O’Neil does, however, remember an incident at a local café in 1946, when Willard Thompson, a half-brother of the older Gibbs brothers, was on the football team.
“We sat down at the café counter. The owner came out and he looked at Willard and said he wouldn’t serve him [because he was black],” O’Neil recounted. “That’s when we all walked out. The guy on the inside, farthest down on the counter, scraped his arm along the counter, clearing everything off.”
The incident was a clear statement to the café owner that racial intolerance wouldn’t be accepted by Flathead’s football team.
Fred Griffin Sr. and his family were other black residents who were noted for their accomplishments in the Inter Lake. Griffin married Christina White — the sister of John White Sr. — in 1907 and moved their young family to Kalispell in 1916. Their only son, Fred Henry Griffin Jr., became a well-known pharmacist and was the first black pharmacist at the General Hospital in Los Angeles.
Baker recalled that Griffin Jr. also was an accomplished cellist.
Christina White Griffin was well-known in Kalispell in her own right.
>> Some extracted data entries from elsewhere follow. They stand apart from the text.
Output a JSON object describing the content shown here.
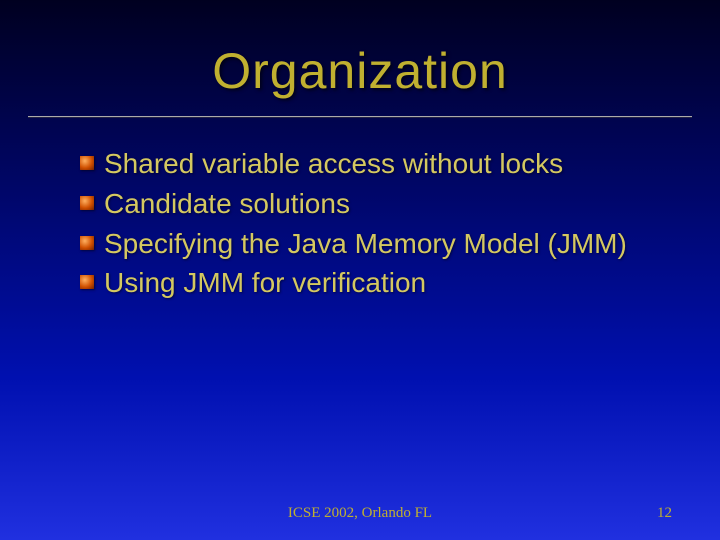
{
  "title": "Organization",
  "bullets": [
    "Shared variable access without locks",
    "Candidate solutions",
    "Specifying the Java Memory Model (JMM)",
    "Using JMM for verification"
  ],
  "footer": {
    "venue": "ICSE 2002, Orlando FL",
    "page": "12"
  }
}
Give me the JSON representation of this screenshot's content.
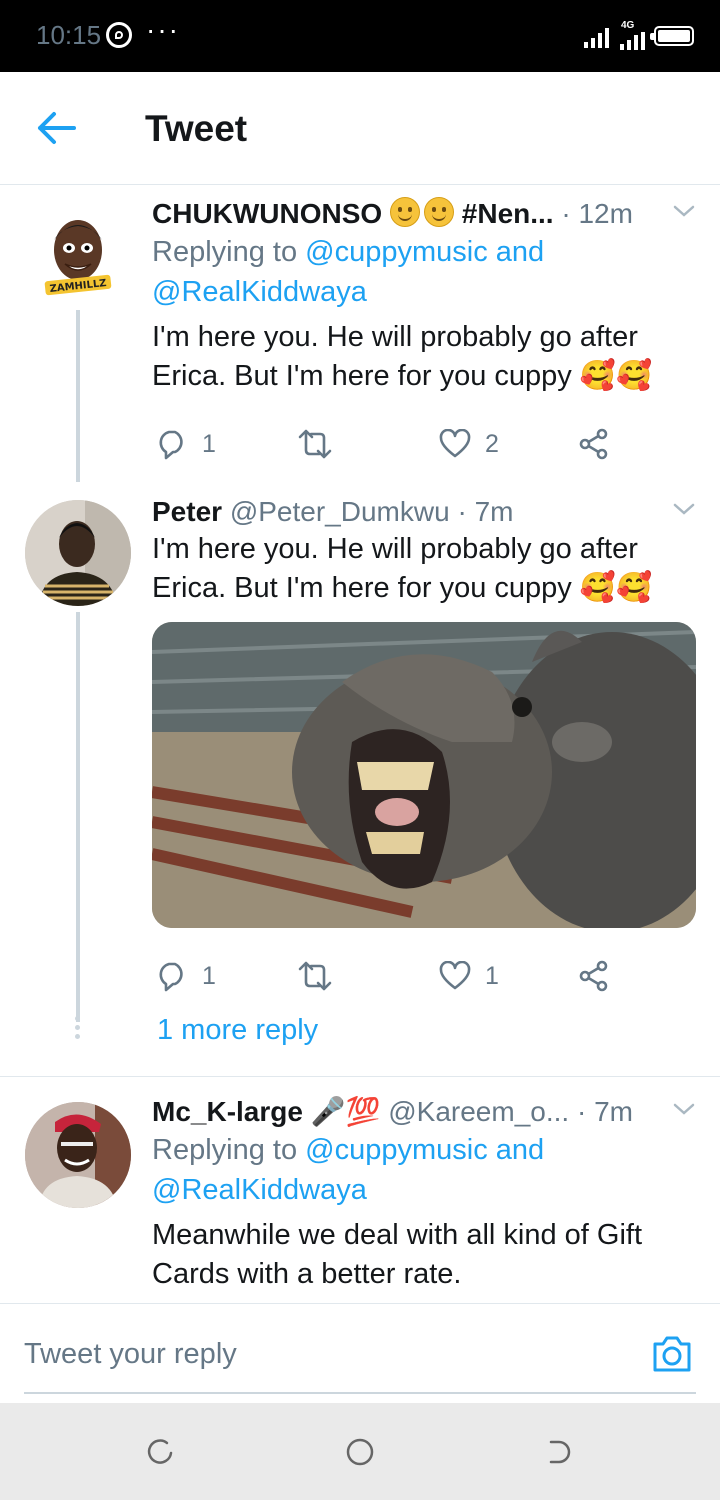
{
  "status_bar": {
    "time": "10:15",
    "more": "···",
    "network": "4G"
  },
  "header": {
    "title": "Tweet"
  },
  "tweets": [
    {
      "name": "CHUKWUNONSO",
      "name_suffix": "#Nen...",
      "dot": "·",
      "time": "12m",
      "replying_prefix": "Replying to",
      "replying_user1": "@cuppymusic and",
      "replying_user2": "@RealKiddwaya",
      "text_line1": "I'm here you. He will probably go after",
      "text_line2": "Erica. But I'm here for you cuppy 🥰🥰",
      "reply_count": "1",
      "like_count": "2",
      "avatar_text": "ZAMHILLZ"
    },
    {
      "name": "Peter",
      "handle": "@Peter_Dumkwu",
      "dot": "·",
      "time": "7m",
      "text_line1": "I'm here you. He will probably go after",
      "text_line2": "Erica. But I'm here for you cuppy 🥰🥰",
      "reply_count": "1",
      "like_count": "1",
      "more_replies": "1 more reply"
    },
    {
      "name": "Mc_K-large",
      "name_emoji": "🎤💯",
      "handle": "@Kareem_o...",
      "dot": "·",
      "time": "7m",
      "replying_prefix": "Replying to",
      "replying_user1": "@cuppymusic and",
      "replying_user2": "@RealKiddwaya",
      "text_line1": "Meanwhile we deal with all kind of Gift",
      "text_line2": "Cards with a better rate."
    }
  ],
  "reply_bar": {
    "placeholder": "Tweet your reply"
  },
  "icons": {
    "back": "back-arrow-icon",
    "chevron": "chevron-down-icon",
    "reply": "reply-icon",
    "retweet": "retweet-icon",
    "like": "heart-icon",
    "share": "share-icon",
    "camera": "camera-icon"
  },
  "colors": {
    "accent": "#1da1f2",
    "secondary_text": "#657786",
    "divider": "#e1e8ed"
  }
}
In 1938 a two-page advertisement in the Inter Lake for the new Grizzly Park Service Station took special note that Mrs. Christina Griffin, “well-known Negro maid in Kalispell, will be in attendance in the lounge during the busiest travel hours of the day.” The swanky service station, billed as Montana’s finest, had a separate lounge for women.
If there were incidents of overt racial prejudice against the Flathead’s black community — and there were plenty along the way, according to black children who were raised in Kalispell — there were no reports of such behavior in the Inter Lake archives. Sylvester Douglas Thompson, born and raised in Kalispell, said he endured a lot of name-calling as a child here. Cora Gibbs said she and her brother Roger also endured name-calling because they were black, even though their father, Howard Gibbs, was a well-respected Kalispell businessman.
There also was plenty of acceptance of the black community in the Flathead, however, Cora Gibbs noted.
“Kalispell was pretty progressive,” she said. “It was an interesting pocket of where [black] people were accepted … I think [the racial prejudice] is worse when you’re a kid.”